Ketua Pansus II DPRD Kaltara, Komaruddin mengatakan penyusunan regulasi tersebut difokuskan untuk memberikan ruang dan kemudahan bagi pelaku usaha lokal agar mampu berkembang lebih baik.
“Yang kita prioritaskan adalah memberikan kemudahan bagi pelaku usaha di Kalimantan Utara. Kemudian muatan-muatan lokal yang sekiranya berpotensi di daerah juga kita akumulir dari berbagai kepentingan,” ujarnya.
Menurutnya, penguatan UMKM berbasis karakteristik daerah menjadi salah satu langkah untuk menggerakkan perekonomian masyarakat sekaligus meningkatkan kesejahteraan pelaku usaha kecil.
“Dengan adanya hal itu, pemerintah juga salah satu untuk membantu meningkatkan kesejahteraan ekonomi para pelaku UMKM,” katanya.
Komaruddin menjelaskan, pembahasan raperda tersebut telah berlangsung selama kurang lebih empat bulan dan kini memasuki tahap finalisasi sebelum dilanjutkan ke proses harmonisasi.
“Alhamdulillah, hari ini sudah kita rapikan dan finalisasi. Kemudian kami akan melakukan harmonisasi ke Kanwil sebelum nanti difasilitasi di Kementerian Dalam Negeri,” jelasnya.
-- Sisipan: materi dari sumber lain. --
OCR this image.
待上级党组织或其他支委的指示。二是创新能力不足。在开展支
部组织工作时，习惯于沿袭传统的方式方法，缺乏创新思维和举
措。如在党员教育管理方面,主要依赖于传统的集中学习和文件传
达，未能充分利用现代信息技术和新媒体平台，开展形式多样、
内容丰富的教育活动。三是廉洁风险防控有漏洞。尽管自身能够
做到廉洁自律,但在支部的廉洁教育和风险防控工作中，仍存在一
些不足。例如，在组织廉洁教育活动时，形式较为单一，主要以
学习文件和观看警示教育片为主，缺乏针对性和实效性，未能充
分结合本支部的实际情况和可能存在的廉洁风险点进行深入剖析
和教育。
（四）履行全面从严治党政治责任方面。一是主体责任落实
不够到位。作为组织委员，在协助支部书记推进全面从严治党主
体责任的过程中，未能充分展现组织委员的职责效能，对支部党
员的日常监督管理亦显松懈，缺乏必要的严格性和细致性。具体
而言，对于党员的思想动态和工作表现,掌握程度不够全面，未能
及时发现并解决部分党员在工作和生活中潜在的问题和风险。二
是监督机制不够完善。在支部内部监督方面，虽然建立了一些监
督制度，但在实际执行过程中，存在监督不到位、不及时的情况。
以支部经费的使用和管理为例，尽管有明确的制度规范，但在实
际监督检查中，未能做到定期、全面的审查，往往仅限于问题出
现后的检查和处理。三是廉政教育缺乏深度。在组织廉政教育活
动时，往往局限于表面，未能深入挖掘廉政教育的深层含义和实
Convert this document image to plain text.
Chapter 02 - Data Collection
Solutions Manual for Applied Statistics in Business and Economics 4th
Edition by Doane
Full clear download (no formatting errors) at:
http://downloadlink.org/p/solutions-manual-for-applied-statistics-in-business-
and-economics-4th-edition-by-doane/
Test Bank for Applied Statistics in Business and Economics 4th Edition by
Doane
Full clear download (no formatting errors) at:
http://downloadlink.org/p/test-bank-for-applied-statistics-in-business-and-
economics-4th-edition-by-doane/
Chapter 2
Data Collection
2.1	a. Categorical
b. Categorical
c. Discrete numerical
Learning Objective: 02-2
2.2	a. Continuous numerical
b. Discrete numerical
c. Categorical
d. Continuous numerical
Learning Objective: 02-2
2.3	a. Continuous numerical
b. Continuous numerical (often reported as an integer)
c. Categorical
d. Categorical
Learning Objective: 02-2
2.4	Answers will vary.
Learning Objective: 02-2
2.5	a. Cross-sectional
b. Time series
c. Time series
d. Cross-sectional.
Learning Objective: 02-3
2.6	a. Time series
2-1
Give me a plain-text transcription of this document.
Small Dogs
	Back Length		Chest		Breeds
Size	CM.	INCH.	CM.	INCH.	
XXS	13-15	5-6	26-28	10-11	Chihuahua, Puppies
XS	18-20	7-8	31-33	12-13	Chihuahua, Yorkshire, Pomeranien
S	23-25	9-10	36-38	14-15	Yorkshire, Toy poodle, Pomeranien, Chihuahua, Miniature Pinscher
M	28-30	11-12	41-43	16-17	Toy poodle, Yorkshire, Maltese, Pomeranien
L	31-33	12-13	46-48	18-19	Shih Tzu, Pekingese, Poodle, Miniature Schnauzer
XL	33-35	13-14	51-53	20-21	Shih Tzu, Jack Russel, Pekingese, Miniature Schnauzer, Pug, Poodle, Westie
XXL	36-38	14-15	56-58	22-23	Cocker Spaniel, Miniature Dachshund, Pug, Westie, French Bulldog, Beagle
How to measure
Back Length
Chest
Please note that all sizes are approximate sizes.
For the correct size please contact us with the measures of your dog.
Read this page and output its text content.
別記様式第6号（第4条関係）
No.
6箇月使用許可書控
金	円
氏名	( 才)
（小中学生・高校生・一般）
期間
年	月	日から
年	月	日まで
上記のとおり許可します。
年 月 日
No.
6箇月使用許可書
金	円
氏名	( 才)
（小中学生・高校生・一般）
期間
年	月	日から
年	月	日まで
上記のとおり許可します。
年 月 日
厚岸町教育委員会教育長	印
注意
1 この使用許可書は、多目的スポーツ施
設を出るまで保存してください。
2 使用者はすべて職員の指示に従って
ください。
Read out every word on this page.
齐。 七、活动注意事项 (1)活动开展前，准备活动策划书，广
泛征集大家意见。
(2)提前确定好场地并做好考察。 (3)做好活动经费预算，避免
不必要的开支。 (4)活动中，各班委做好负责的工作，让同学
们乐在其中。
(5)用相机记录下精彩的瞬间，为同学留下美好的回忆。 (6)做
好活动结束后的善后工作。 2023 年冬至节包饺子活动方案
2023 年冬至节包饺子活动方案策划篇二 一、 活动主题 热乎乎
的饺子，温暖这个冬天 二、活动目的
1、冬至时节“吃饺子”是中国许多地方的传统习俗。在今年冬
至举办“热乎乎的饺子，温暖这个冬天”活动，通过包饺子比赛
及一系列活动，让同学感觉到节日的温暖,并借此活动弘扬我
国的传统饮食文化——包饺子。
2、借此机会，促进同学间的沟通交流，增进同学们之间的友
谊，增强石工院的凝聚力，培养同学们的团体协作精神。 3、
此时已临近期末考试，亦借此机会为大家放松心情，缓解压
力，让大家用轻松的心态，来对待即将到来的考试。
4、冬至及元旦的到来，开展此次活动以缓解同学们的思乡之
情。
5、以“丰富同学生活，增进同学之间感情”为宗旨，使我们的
Ia menyebut berbagai kepentingan masyarakat, terutama pelaku usaha kecil, telah diakomodasi dalam draft raperda tersebut agar implementasinya ke depan dapat berjalan lebih efektif dan minim persoalan.
“Pada intinya semuanya sudah terakomodir dengan baik dan mudah-mudahan ke depan tidak ada persoalan dan permasalahan lagi, karena sudah banyak mengakomodir kepentingan, terutama mengenai pelaku usaha kecil,” tuturnya.
Dalam penyusunannya, Pansus II DPRD Kaltara juga melakukan uji komparasi ke sejumlah daerah, termasuk Kalimantan Timur dan Sulawesi Tengah, guna memperkaya substansi regulasi.
Meski demikian, wilayah perbatasan tetap menjadi perhatian utama dalam penyusunan kebijakan tersebut.
“Yang menjadi prioritas kami terutama berkaitan dengan hal-hal yang ada di wilayah perbatasan, khususnya untuk pelaku usaha di sektor apa pun yang berada di wilayah perbatasan Kalimantan Utara,” ucapnya.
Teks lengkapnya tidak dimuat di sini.